I thought I was ready, that it was already decided, and that it was no big deal. I don’t think of myself as very vain, and if anything could do better to make more of an effort at girlying up most days. I joked to Nathan that I would text him if I panicked, leaving him at home to work while I left on my own to make my two errands.
The hospital was first, for my daily blood offering. My arms and hands are already starting to bruise up from all the needle pricks, and I am grateful I am not a whimp like Nathan. Seriously, he is a needle whimp. He is one who will pass out even if it is me getting a needle, so it’s a good thing I am independent and can do lots of these pieces of my medical treatments on my own. It works out perfectly, because we get one on one time alone separately to decompress and process, and then support each other well with our closeness in other areas of our lives that don’t involve needles.
My cell counts are getting worse, which makes sense with what we know is going on. I am anemic already, so they are going to check my bone marrow while I am in the hospital anyway. We really need this surgery to happen to get all the answers, but I am grateful to know now about the anemia because that explains in part why I can barely stay awake sometimes. I am so tired!
I filled out my cancer clinical trial paperwork best I could, but some answers I won’t know until after surgery, so I can’t turn it in yet. But I did get it done.
When I finished, I knew it was time for the next step, and really thought I was ready. I drove to Wal-mart of all places, because they have helped us so many times with emergency foster care kid no-appointment haircuts. I walked in, thinking I was just fine, and marched right up to the desk to ask for my haircut.
Except soon as the sweet girls came to help me, it all started pouring out of me, all about cancer and chemo and losing my hair, and needing to get it cut today before surgery. I cried and cried!
They set me up right away, gave me hugs, and even went through the store to buy me a box of kleenexes!
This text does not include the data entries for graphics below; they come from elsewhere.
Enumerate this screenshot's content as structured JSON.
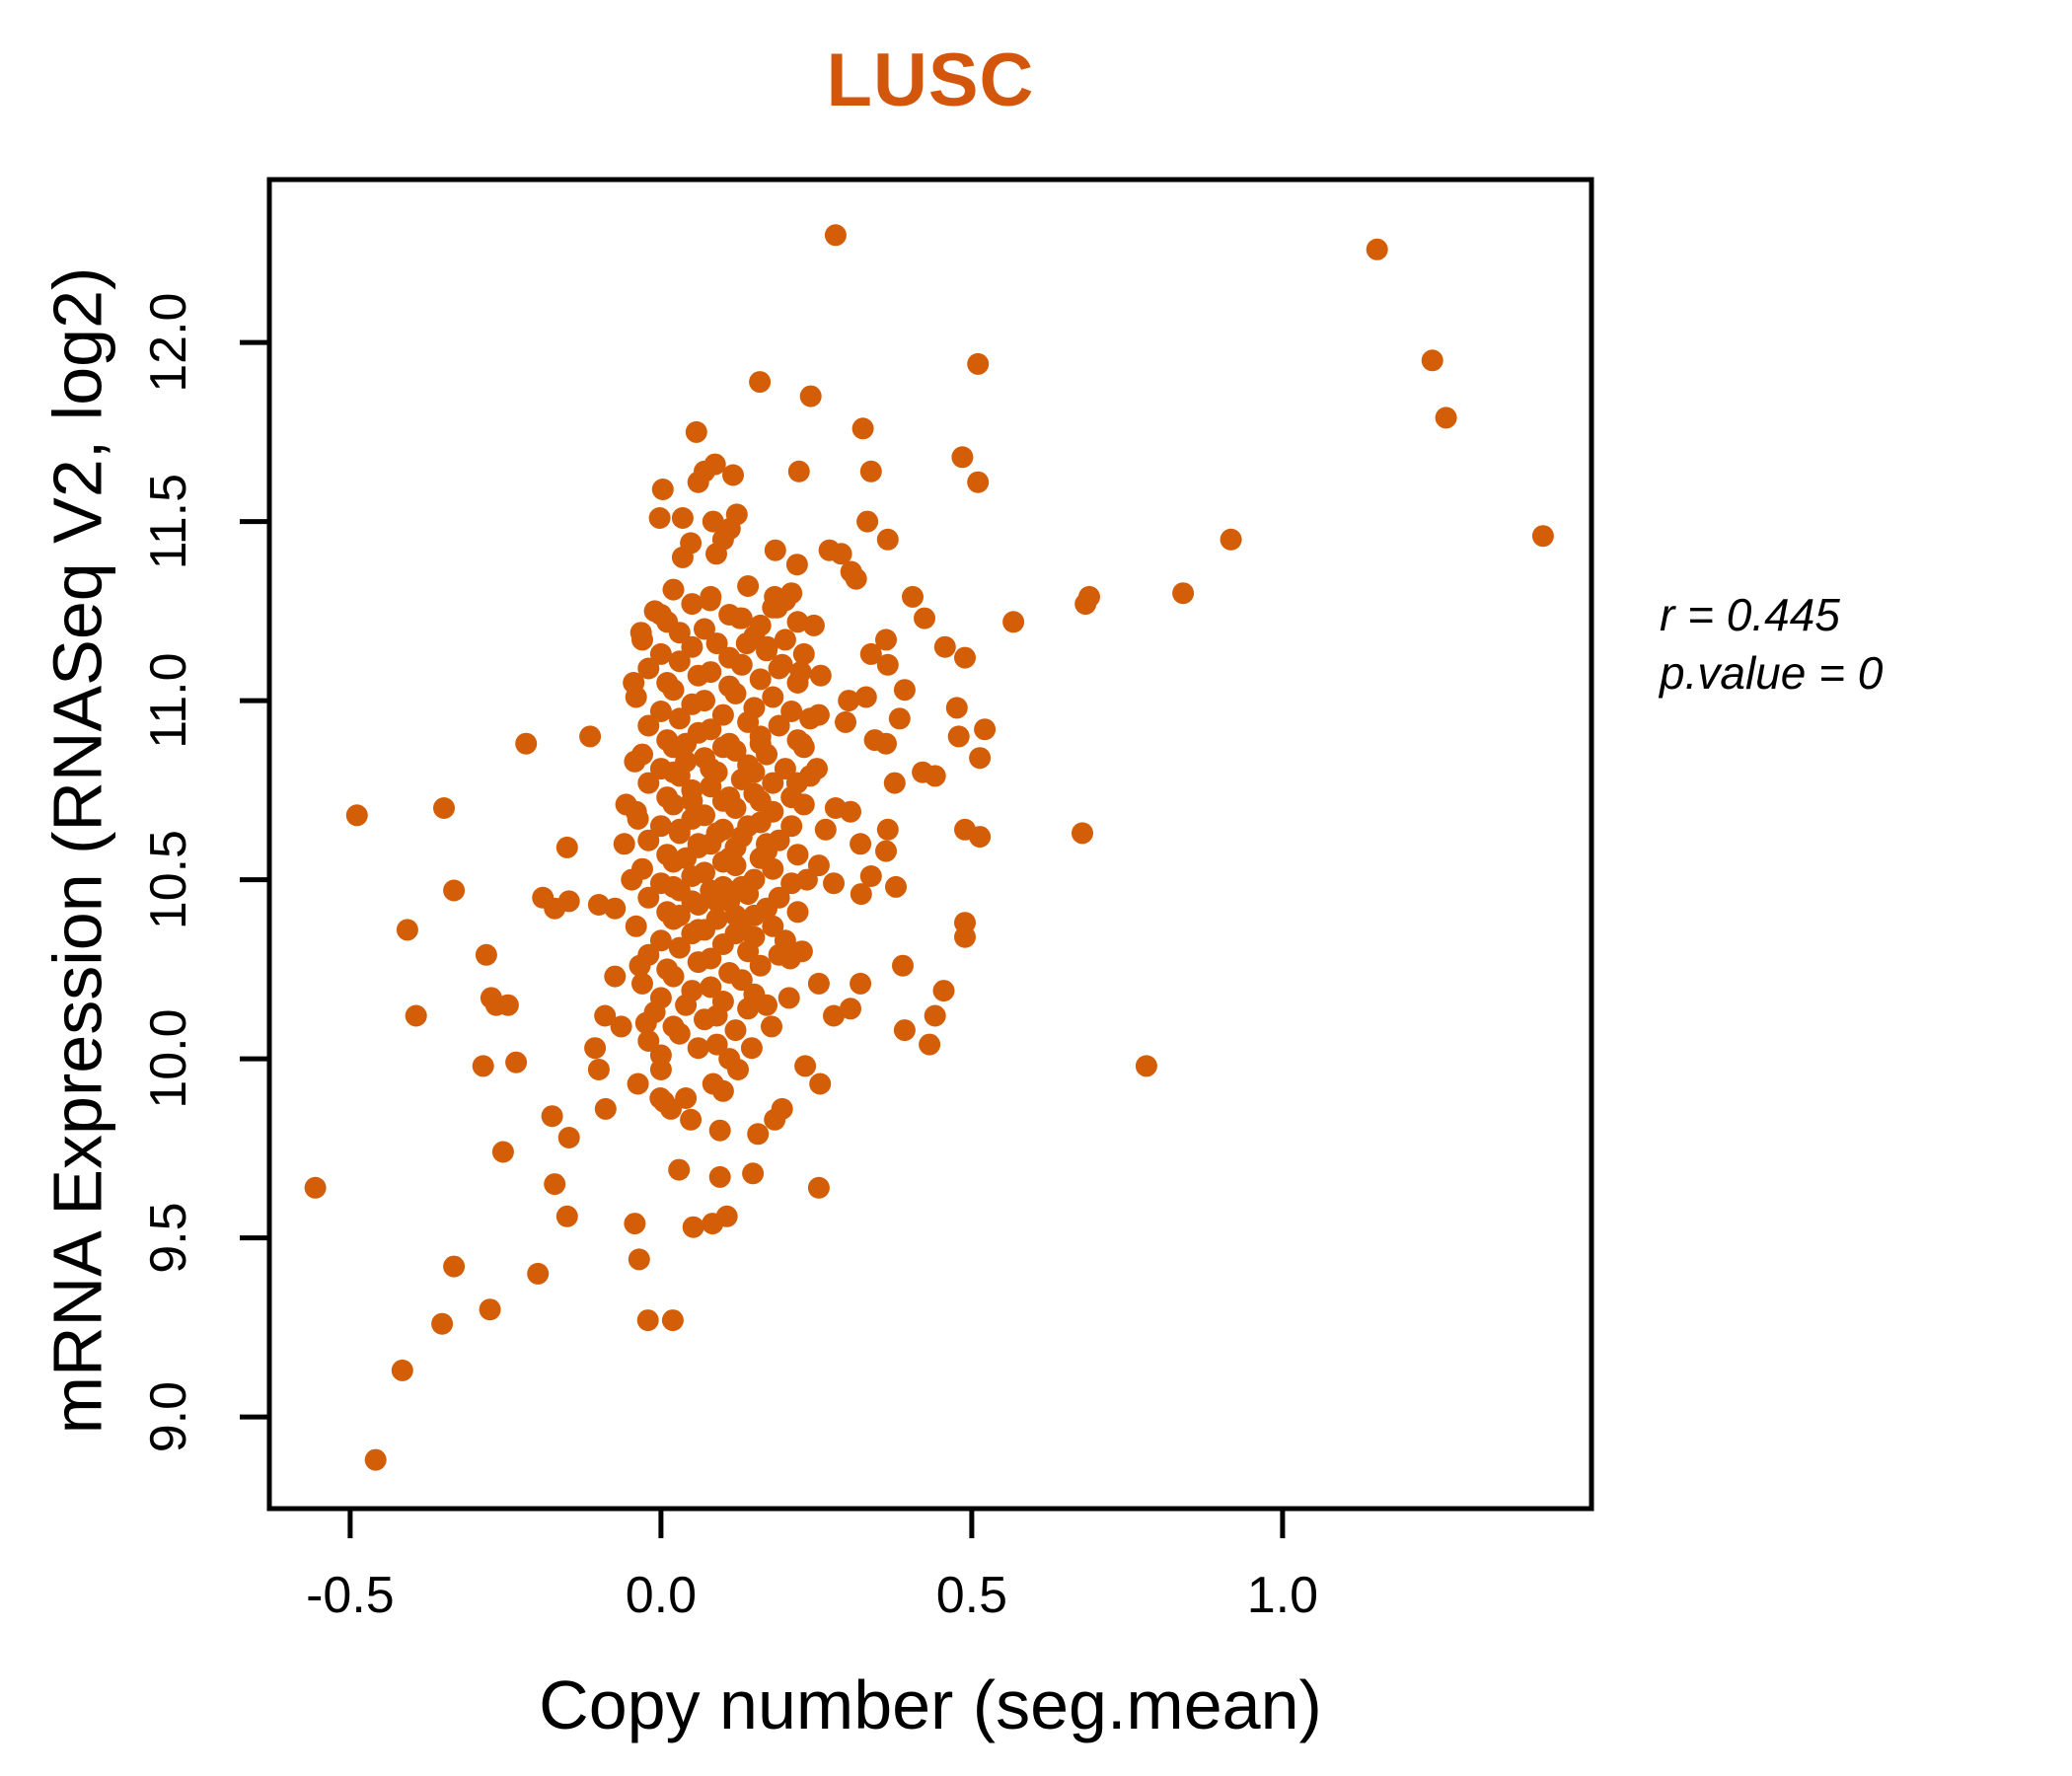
{
  "title": "LUSC",
  "title_color": "#D2570D",
  "annotation": {
    "r_line": "r = 0.445",
    "p_line": "p.value = 0"
  },
  "chart_data": {
    "type": "scatter",
    "title": "LUSC",
    "xlabel": "Copy number (seg.mean)",
    "ylabel": "mRNA Expression (RNASeq V2, log2)",
    "x_ticks": [
      -0.5,
      0.0,
      0.5,
      1.0
    ],
    "y_ticks": [
      9.0,
      9.5,
      10.0,
      10.5,
      11.0,
      11.5,
      12.0
    ],
    "xlim": [
      -0.63,
      1.497
    ],
    "ylim": [
      8.744,
      12.455
    ],
    "grid": false,
    "legend": "none",
    "point_color": "#D45E08",
    "axis_color": "#000000",
    "stats": {
      "r": 0.445,
      "p_value": 0
    },
    "points": [
      [
        0.057,
        11.75
      ],
      [
        0.07,
        11.64
      ],
      [
        0.06,
        11.61
      ],
      [
        0.087,
        11.66
      ],
      [
        0.003,
        11.59
      ],
      [
        -0.002,
        11.51
      ],
      [
        0.035,
        11.51
      ],
      [
        0.084,
        11.5
      ],
      [
        0.048,
        11.44
      ],
      [
        0.035,
        11.4
      ],
      [
        0.089,
        11.41
      ],
      [
        0.079,
        11.28
      ],
      [
        0.281,
        12.3
      ],
      [
        0.51,
        11.94
      ],
      [
        0.159,
        11.89
      ],
      [
        0.241,
        11.85
      ],
      [
        0.325,
        11.76
      ],
      [
        0.485,
        11.68
      ],
      [
        0.222,
        11.64
      ],
      [
        0.338,
        11.64
      ],
      [
        0.51,
        11.61
      ],
      [
        0.116,
        11.63
      ],
      [
        0.122,
        11.52
      ],
      [
        0.111,
        11.48
      ],
      [
        0.1,
        11.45
      ],
      [
        0.184,
        11.42
      ],
      [
        0.219,
        11.38
      ],
      [
        0.332,
        11.5
      ],
      [
        0.365,
        11.45
      ],
      [
        0.271,
        11.42
      ],
      [
        0.29,
        11.41
      ],
      [
        0.306,
        11.36
      ],
      [
        0.314,
        11.34
      ],
      [
        0.183,
        11.29
      ],
      [
        0.2,
        11.28
      ],
      [
        0.405,
        11.29
      ],
      [
        0.689,
        11.29
      ],
      [
        0.84,
        11.3
      ],
      [
        1.152,
        12.26
      ],
      [
        1.241,
        11.95
      ],
      [
        1.263,
        11.79
      ],
      [
        0.917,
        11.45
      ],
      [
        1.419,
        11.46
      ],
      [
        -0.489,
        10.68
      ],
      [
        -0.349,
        10.7
      ],
      [
        -0.217,
        10.88
      ],
      [
        -0.114,
        10.9
      ],
      [
        -0.151,
        10.59
      ],
      [
        -0.333,
        10.47
      ],
      [
        -0.408,
        10.36
      ],
      [
        -0.281,
        10.29
      ],
      [
        -0.394,
        10.12
      ],
      [
        -0.265,
        10.15
      ],
      [
        -0.273,
        10.17
      ],
      [
        -0.246,
        10.15
      ],
      [
        -0.19,
        10.45
      ],
      [
        -0.148,
        10.44
      ],
      [
        -0.171,
        10.42
      ],
      [
        -0.1,
        10.43
      ],
      [
        -0.074,
        10.42
      ],
      [
        -0.044,
        11.05
      ],
      [
        -0.032,
        11.19
      ],
      [
        0.0,
        11.24
      ],
      [
        -0.042,
        10.83
      ],
      [
        -0.056,
        10.71
      ],
      [
        -0.037,
        10.67
      ],
      [
        -0.059,
        10.6
      ],
      [
        -0.047,
        10.5
      ],
      [
        -0.034,
        10.26
      ],
      [
        -0.074,
        10.23
      ],
      [
        -0.09,
        10.12
      ],
      [
        -0.064,
        10.09
      ],
      [
        -0.024,
        10.1
      ],
      [
        -0.106,
        10.03
      ],
      [
        -0.1,
        9.97
      ],
      [
        0.567,
        11.22
      ],
      [
        0.683,
        11.27
      ],
      [
        0.678,
        10.63
      ],
      [
        0.489,
        10.64
      ],
      [
        0.513,
        10.62
      ],
      [
        0.489,
        10.38
      ],
      [
        0.489,
        10.34
      ],
      [
        0.457,
        11.15
      ],
      [
        0.489,
        11.12
      ],
      [
        0.362,
        11.17
      ],
      [
        0.338,
        11.13
      ],
      [
        0.365,
        11.1
      ],
      [
        0.424,
        11.23
      ],
      [
        0.392,
        11.03
      ],
      [
        0.384,
        10.95
      ],
      [
        0.476,
        10.98
      ],
      [
        0.479,
        10.9
      ],
      [
        0.521,
        10.92
      ],
      [
        0.513,
        10.84
      ],
      [
        0.421,
        10.8
      ],
      [
        0.441,
        10.79
      ],
      [
        0.376,
        10.77
      ],
      [
        0.33,
        11.01
      ],
      [
        0.302,
        11.0
      ],
      [
        0.344,
        10.89
      ],
      [
        0.362,
        10.88
      ],
      [
        0.281,
        10.7
      ],
      [
        0.305,
        10.69
      ],
      [
        0.321,
        10.6
      ],
      [
        0.365,
        10.64
      ],
      [
        0.362,
        10.58
      ],
      [
        0.265,
        10.64
      ],
      [
        0.338,
        10.51
      ],
      [
        0.322,
        10.46
      ],
      [
        0.378,
        10.48
      ],
      [
        0.254,
        10.54
      ],
      [
        0.235,
        10.5
      ],
      [
        0.278,
        10.49
      ],
      [
        0.297,
        10.94
      ],
      [
        0.254,
        10.96
      ],
      [
        0.227,
        10.88
      ],
      [
        0.251,
        10.81
      ],
      [
        0.219,
        10.77
      ],
      [
        0.195,
        11.1
      ],
      [
        0.225,
        11.08
      ],
      [
        0.257,
        11.07
      ],
      [
        0.246,
        11.21
      ],
      [
        0.187,
        11.26
      ],
      [
        0.127,
        11.23
      ],
      [
        0.171,
        11.15
      ],
      [
        0.138,
        11.16
      ],
      [
        0.389,
        10.26
      ],
      [
        0.455,
        10.19
      ],
      [
        0.441,
        10.12
      ],
      [
        0.392,
        10.08
      ],
      [
        0.432,
        10.04
      ],
      [
        0.321,
        10.21
      ],
      [
        0.278,
        10.12
      ],
      [
        0.305,
        10.14
      ],
      [
        0.254,
        10.21
      ],
      [
        0.208,
        10.28
      ],
      [
        0.227,
        10.3
      ],
      [
        0.206,
        10.17
      ],
      [
        0.17,
        10.15
      ],
      [
        0.178,
        10.09
      ],
      [
        0.146,
        10.03
      ],
      [
        -0.556,
        9.64
      ],
      [
        -0.254,
        9.74
      ],
      [
        -0.175,
        9.84
      ],
      [
        -0.148,
        9.78
      ],
      [
        -0.089,
        9.86
      ],
      [
        -0.037,
        9.93
      ],
      [
        0.0,
        9.97
      ],
      [
        0.005,
        9.88
      ],
      [
        -0.001,
        9.89
      ],
      [
        0.016,
        9.86
      ],
      [
        0.04,
        9.89
      ],
      [
        0.048,
        9.83
      ],
      [
        0.084,
        9.93
      ],
      [
        -0.171,
        9.65
      ],
      [
        -0.151,
        9.56
      ],
      [
        -0.042,
        9.54
      ],
      [
        0.029,
        9.69
      ],
      [
        0.052,
        9.53
      ],
      [
        0.083,
        9.54
      ],
      [
        -0.035,
        9.44
      ],
      [
        -0.333,
        9.42
      ],
      [
        -0.198,
        9.4
      ],
      [
        -0.352,
        9.26
      ],
      [
        -0.275,
        9.3
      ],
      [
        -0.021,
        9.27
      ],
      [
        0.019,
        9.27
      ],
      [
        -0.416,
        9.13
      ],
      [
        -0.459,
        8.88
      ],
      [
        -0.286,
        9.98
      ],
      [
        -0.233,
        9.99
      ],
      [
        0.124,
        9.97
      ],
      [
        0.1,
        9.91
      ],
      [
        0.232,
        9.98
      ],
      [
        0.256,
        9.93
      ],
      [
        0.195,
        9.86
      ],
      [
        0.183,
        9.83
      ],
      [
        0.156,
        9.79
      ],
      [
        0.095,
        9.8
      ],
      [
        0.148,
        9.68
      ],
      [
        0.095,
        9.67
      ],
      [
        0.254,
        9.64
      ],
      [
        0.106,
        9.56
      ],
      [
        0.781,
        9.98
      ],
      [
        0.02,
        11.31
      ],
      [
        0.08,
        11.29
      ],
      [
        0.14,
        11.32
      ],
      [
        0.21,
        11.3
      ],
      [
        -0.01,
        11.25
      ],
      [
        0.05,
        11.27
      ],
      [
        0.11,
        11.24
      ],
      [
        0.18,
        11.26
      ],
      [
        0.01,
        11.22
      ],
      [
        0.07,
        11.2
      ],
      [
        0.13,
        11.23
      ],
      [
        0.16,
        11.21
      ],
      [
        0.22,
        11.22
      ],
      [
        -0.03,
        11.17
      ],
      [
        0.03,
        11.19
      ],
      [
        0.09,
        11.16
      ],
      [
        0.15,
        11.18
      ],
      [
        0.2,
        11.17
      ],
      [
        0.0,
        11.13
      ],
      [
        0.05,
        11.15
      ],
      [
        0.11,
        11.12
      ],
      [
        0.17,
        11.14
      ],
      [
        0.23,
        11.13
      ],
      [
        -0.02,
        11.09
      ],
      [
        0.03,
        11.11
      ],
      [
        0.08,
        11.08
      ],
      [
        0.13,
        11.1
      ],
      [
        0.19,
        11.09
      ],
      [
        0.01,
        11.05
      ],
      [
        0.06,
        11.07
      ],
      [
        0.11,
        11.04
      ],
      [
        0.16,
        11.06
      ],
      [
        0.22,
        11.05
      ],
      [
        -0.04,
        11.01
      ],
      [
        0.02,
        11.03
      ],
      [
        0.07,
        11.0
      ],
      [
        0.12,
        11.02
      ],
      [
        0.18,
        11.01
      ],
      [
        0.0,
        10.97
      ],
      [
        0.05,
        10.99
      ],
      [
        0.1,
        10.96
      ],
      [
        0.15,
        10.98
      ],
      [
        0.21,
        10.97
      ],
      [
        -0.02,
        10.93
      ],
      [
        0.03,
        10.95
      ],
      [
        0.08,
        10.92
      ],
      [
        0.14,
        10.94
      ],
      [
        0.19,
        10.93
      ],
      [
        0.24,
        10.95
      ],
      [
        0.01,
        10.89
      ],
      [
        0.06,
        10.91
      ],
      [
        0.11,
        10.88
      ],
      [
        0.16,
        10.9
      ],
      [
        0.22,
        10.89
      ],
      [
        -0.03,
        10.85
      ],
      [
        0.02,
        10.87
      ],
      [
        0.07,
        10.84
      ],
      [
        0.12,
        10.86
      ],
      [
        0.17,
        10.85
      ],
      [
        0.23,
        10.87
      ],
      [
        0.0,
        10.81
      ],
      [
        0.04,
        10.83
      ],
      [
        0.09,
        10.8
      ],
      [
        0.14,
        10.82
      ],
      [
        0.2,
        10.81
      ],
      [
        -0.02,
        10.77
      ],
      [
        0.03,
        10.79
      ],
      [
        0.08,
        10.76
      ],
      [
        0.13,
        10.78
      ],
      [
        0.18,
        10.77
      ],
      [
        0.24,
        10.79
      ],
      [
        0.01,
        10.73
      ],
      [
        0.05,
        10.75
      ],
      [
        0.1,
        10.72
      ],
      [
        0.15,
        10.74
      ],
      [
        0.21,
        10.73
      ],
      [
        -0.04,
        10.69
      ],
      [
        0.02,
        10.71
      ],
      [
        0.07,
        10.68
      ],
      [
        0.12,
        10.7
      ],
      [
        0.18,
        10.69
      ],
      [
        0.23,
        10.71
      ],
      [
        0.0,
        10.65
      ],
      [
        0.05,
        10.67
      ],
      [
        0.1,
        10.64
      ],
      [
        0.16,
        10.66
      ],
      [
        0.21,
        10.65
      ],
      [
        -0.02,
        10.61
      ],
      [
        0.03,
        10.63
      ],
      [
        0.08,
        10.6
      ],
      [
        0.13,
        10.62
      ],
      [
        0.19,
        10.61
      ],
      [
        0.01,
        10.57
      ],
      [
        0.06,
        10.59
      ],
      [
        0.11,
        10.56
      ],
      [
        0.17,
        10.58
      ],
      [
        0.22,
        10.57
      ],
      [
        -0.03,
        10.53
      ],
      [
        0.02,
        10.55
      ],
      [
        0.07,
        10.52
      ],
      [
        0.12,
        10.54
      ],
      [
        0.18,
        10.53
      ],
      [
        0.0,
        10.49
      ],
      [
        0.05,
        10.51
      ],
      [
        0.1,
        10.48
      ],
      [
        0.15,
        10.5
      ],
      [
        0.21,
        10.49
      ],
      [
        -0.02,
        10.45
      ],
      [
        0.03,
        10.47
      ],
      [
        0.09,
        10.44
      ],
      [
        0.14,
        10.46
      ],
      [
        0.19,
        10.45
      ],
      [
        0.01,
        10.41
      ],
      [
        0.06,
        10.43
      ],
      [
        0.12,
        10.4
      ],
      [
        0.17,
        10.42
      ],
      [
        0.22,
        10.41
      ],
      [
        -0.04,
        10.37
      ],
      [
        0.02,
        10.39
      ],
      [
        0.07,
        10.36
      ],
      [
        0.13,
        10.38
      ],
      [
        0.18,
        10.37
      ],
      [
        0.0,
        10.33
      ],
      [
        0.05,
        10.35
      ],
      [
        0.1,
        10.32
      ],
      [
        0.15,
        10.34
      ],
      [
        0.2,
        10.33
      ],
      [
        -0.02,
        10.29
      ],
      [
        0.03,
        10.31
      ],
      [
        0.08,
        10.28
      ],
      [
        0.14,
        10.3
      ],
      [
        0.19,
        10.29
      ],
      [
        0.01,
        10.25
      ],
      [
        0.06,
        10.27
      ],
      [
        0.11,
        10.24
      ],
      [
        0.16,
        10.26
      ],
      [
        -0.03,
        10.21
      ],
      [
        0.02,
        10.23
      ],
      [
        0.08,
        10.2
      ],
      [
        0.13,
        10.22
      ],
      [
        0.0,
        10.17
      ],
      [
        0.05,
        10.19
      ],
      [
        0.1,
        10.16
      ],
      [
        0.15,
        10.18
      ],
      [
        -0.01,
        10.13
      ],
      [
        0.04,
        10.15
      ],
      [
        0.09,
        10.12
      ],
      [
        0.14,
        10.14
      ],
      [
        0.02,
        10.09
      ],
      [
        0.07,
        10.11
      ],
      [
        0.12,
        10.08
      ],
      [
        -0.02,
        10.05
      ],
      [
        0.03,
        10.07
      ],
      [
        0.09,
        10.04
      ],
      [
        0.0,
        10.01
      ],
      [
        0.06,
        10.03
      ],
      [
        0.11,
        10.0
      ],
      [
        0.04,
        10.88
      ],
      [
        0.1,
        10.87
      ],
      [
        0.16,
        10.88
      ],
      [
        0.02,
        10.8
      ],
      [
        0.08,
        10.81
      ],
      [
        0.15,
        10.8
      ],
      [
        0.05,
        10.72
      ],
      [
        0.11,
        10.73
      ],
      [
        0.16,
        10.72
      ],
      [
        0.03,
        10.64
      ],
      [
        0.09,
        10.63
      ],
      [
        0.14,
        10.65
      ],
      [
        0.04,
        10.56
      ],
      [
        0.1,
        10.55
      ],
      [
        0.16,
        10.56
      ],
      [
        0.02,
        10.48
      ],
      [
        0.08,
        10.47
      ],
      [
        0.13,
        10.48
      ],
      [
        0.05,
        10.44
      ],
      [
        0.11,
        10.44
      ],
      [
        0.03,
        10.4
      ],
      [
        0.09,
        10.39
      ],
      [
        0.15,
        10.4
      ],
      [
        0.06,
        10.36
      ],
      [
        0.12,
        10.35
      ],
      [
        0.06,
        10.6
      ],
      [
        0.12,
        10.59
      ],
      [
        0.17,
        10.6
      ]
    ]
  }
}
While they did that, I sent emergency texts to two of my new friends from our new ward, Rachel and Sarah-Jayne. One was just leaving the dentist, and the other got a neighbor to stay with her kids, and both of them showed up right away, even though they had no notice or warning because I was too stubborn to ask for help ahead of time.
Neither of them laughed at me or shamed me. I felt so silly for panicking, but I had just started crying and couldn’t stop. They sat with me the whole time I got my hair cut, even though to get a haircut I have to take my cochlear implant processors off and so cannot hear anything. I was surprised by how many basic signs they did know, and both could finger spell. New friends indeed!
The ladies cutting my hair were so sweet. They quickly decided I needed a pixie, so that I could still be “cute” until my hair came out. A pixie would be a cut easy to care for after surgery, they said, but would still give me enough hair to feel like I had some.
All the ladies were so sweet to me, giving me kleenexes and letting me cry, but also cheering me up and just staying there with me. One of the girls doing my hair has already fought ovarian cancer! So she really understood, and the other girl has seen a lot of cancer in her family. They wrote notes with me on paper, back and forth during my haircut, so I wasn’t even left out of the girl talk. It was amazing, and to feel such love and comfort made me cry even more!
I cried again when one of the girl swept my hair away. It wasn’t that my hair was so amazing and I was sad to see it go, so much as it is a lot to process in a very short amount of time. When she swept away my hair, as if it didn’t belong to me anymore, it just pressed my grief button. It was like when DHS had to take away our foster babies because of my cancer, which was just like when my pregnancies ended in miscarriages, which was just like when my mom was killed last year, which was just like when my father lost his battle to cancer. She swept away my hair, and it felt like all of it being taken away from me all over again, and the hot tears fell.
Those were my emotions, but all the girls were so patient and sweet! They did not get frustrated with me, and really took their time. They even offered to color my hair purple for me! I laughed so hard! I almost did, but in the end declined because that was not my journey for today. In the end, they did not even charge me for my haircut, and told me to come back any time I need it just washed or when it is time to shave my head because chemo has begun. They were so funny, and really helpful, truly angels to me today.
I was grateful for the ladies who did such a good job with my hair, and for their kindness to me. I was grateful to my two new friends who sacrificed to come out just so I could be a crybaby. I was grateful when I came home to Nathan’s dad dropping off the pre-surgery supplies I needed, and to see him stay to work in our yard. I was grateful for Nathan’s violin lessons and practicing that soothe my soul that can’t stop crying today. Who gets a violin serenade everyday while fighting cancer? It’s a powerful gift, and I am grateful.
Also, my new hair is super fun:
And now I am pretty sure I will sleep until tomorrow.
My doctor called to check on me this afternoon, and I am glad they are taking good care if me and that we are ready to get this battle started.
That’s why I need a nap, because I have a fight to rest up for, even if I am “cute as a bumblebee” like five said.